Heavy civilian casualties and destruction during Israel's campaign against militants in packed residential areas of the Gaza Strip have raised international alarm over the past month.
Gaza officials say the war has killed 1,886 Palestinians, most of them civilians. Israel says 64 of its soldiers and three civilians have died in the fighting that followed a surge in Palestinian rocket salvoes into Israel.
Israel expanded its air and naval bombardment of the Gaza Strip into a ground offensive on July 17, and pulled its infantry and armour out of the enclave on Tuesday after saying it had destroyed more than 30 infiltration tunnels dug by militants.

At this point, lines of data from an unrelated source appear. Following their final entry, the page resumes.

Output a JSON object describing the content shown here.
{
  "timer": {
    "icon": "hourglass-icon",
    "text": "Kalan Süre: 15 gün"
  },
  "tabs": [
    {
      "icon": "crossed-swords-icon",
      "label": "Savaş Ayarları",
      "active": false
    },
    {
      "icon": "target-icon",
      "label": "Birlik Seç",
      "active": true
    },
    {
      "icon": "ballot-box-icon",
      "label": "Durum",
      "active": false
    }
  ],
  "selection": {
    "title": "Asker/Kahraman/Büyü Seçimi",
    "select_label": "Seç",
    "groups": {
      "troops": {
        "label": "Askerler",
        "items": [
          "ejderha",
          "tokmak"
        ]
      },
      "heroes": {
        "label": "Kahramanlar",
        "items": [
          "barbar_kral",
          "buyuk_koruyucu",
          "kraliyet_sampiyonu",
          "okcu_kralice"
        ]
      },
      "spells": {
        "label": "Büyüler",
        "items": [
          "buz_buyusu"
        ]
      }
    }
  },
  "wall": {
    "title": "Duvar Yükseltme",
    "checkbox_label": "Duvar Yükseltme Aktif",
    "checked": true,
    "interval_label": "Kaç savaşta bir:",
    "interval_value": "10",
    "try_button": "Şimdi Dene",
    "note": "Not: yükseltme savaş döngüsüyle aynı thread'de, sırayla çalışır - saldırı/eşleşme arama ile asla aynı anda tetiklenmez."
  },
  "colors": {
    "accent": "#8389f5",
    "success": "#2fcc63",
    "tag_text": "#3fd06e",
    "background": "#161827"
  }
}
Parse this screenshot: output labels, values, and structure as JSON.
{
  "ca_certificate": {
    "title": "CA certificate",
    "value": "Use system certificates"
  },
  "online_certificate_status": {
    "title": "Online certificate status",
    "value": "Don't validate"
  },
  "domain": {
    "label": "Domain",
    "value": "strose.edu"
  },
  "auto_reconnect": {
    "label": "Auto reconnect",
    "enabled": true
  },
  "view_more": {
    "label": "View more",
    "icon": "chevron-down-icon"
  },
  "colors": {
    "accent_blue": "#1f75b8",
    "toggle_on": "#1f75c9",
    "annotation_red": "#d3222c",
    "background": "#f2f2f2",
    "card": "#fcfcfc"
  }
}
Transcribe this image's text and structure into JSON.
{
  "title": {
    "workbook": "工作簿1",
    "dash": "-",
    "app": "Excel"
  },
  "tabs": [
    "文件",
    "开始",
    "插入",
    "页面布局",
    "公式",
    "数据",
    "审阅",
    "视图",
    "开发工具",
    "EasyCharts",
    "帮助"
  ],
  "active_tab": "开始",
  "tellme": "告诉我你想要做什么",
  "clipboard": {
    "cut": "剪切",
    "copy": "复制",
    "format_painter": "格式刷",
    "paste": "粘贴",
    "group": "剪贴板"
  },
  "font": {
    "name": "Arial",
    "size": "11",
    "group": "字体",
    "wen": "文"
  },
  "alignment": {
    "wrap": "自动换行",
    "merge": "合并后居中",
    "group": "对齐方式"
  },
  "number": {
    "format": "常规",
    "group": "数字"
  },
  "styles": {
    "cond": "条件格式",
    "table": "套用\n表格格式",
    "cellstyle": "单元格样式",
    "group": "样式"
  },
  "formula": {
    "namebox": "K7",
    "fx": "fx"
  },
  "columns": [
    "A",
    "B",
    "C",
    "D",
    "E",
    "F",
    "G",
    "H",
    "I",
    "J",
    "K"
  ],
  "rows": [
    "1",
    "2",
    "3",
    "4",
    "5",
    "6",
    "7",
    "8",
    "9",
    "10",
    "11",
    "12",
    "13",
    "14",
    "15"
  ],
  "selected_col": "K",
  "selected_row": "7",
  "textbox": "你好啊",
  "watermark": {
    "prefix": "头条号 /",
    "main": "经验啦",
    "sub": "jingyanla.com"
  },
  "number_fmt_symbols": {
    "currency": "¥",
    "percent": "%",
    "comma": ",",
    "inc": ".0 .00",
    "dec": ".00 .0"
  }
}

The White House urged Israel and the Palestinians to do what they could to preserve civilians after having failed to extend their ceasefire. Spokesman John Earnest said on Friday "the United States is very concerned" about the renewed violence.
U.N. Secretary-General Ban Ki-moon urged the parties "not to resort to further military action that can only exacerbate the already appalling humanitarian situation in Gaza".
At a rally in South Africa, Nobel laureate Desmond Tutu accused Israel of behaving like a "barbaric bully" in Gaza.
Israel said ahead of the truce's expiration on Friday it was ready to agree to an extension. Hamas did not agree.
Hamas spokesman Sami Abu Zuhri said Israel had rejected most of the group's demands. The Palestinians want Israel to agree in principle to lift a Gaza blockade, release prisoners and permit the opening of a sea port.
"There is no going back and the resistance will continue ... there is no retreat from any of our demands," Abu Zuhri said.
Israel has resisted easing access to Gaza, suspecting Hamas could restock with weapons from abroad.
Israeli Justice Minister Tzipi Livni, a member of Prime Minister Benjamin Netanyahu's security cabinet, said the issue of a sea port should be part of wider peace negotiations with the Palestinians and that Hamas should not at this time be rewarded for "using force against Israeli citizens".
In related violence, a Palestinian man died a day after being shot by Israeli troops quelling a protest in Hebron. Israeli gunfire killed another Palestinian protester in the West Bank, medical officials said.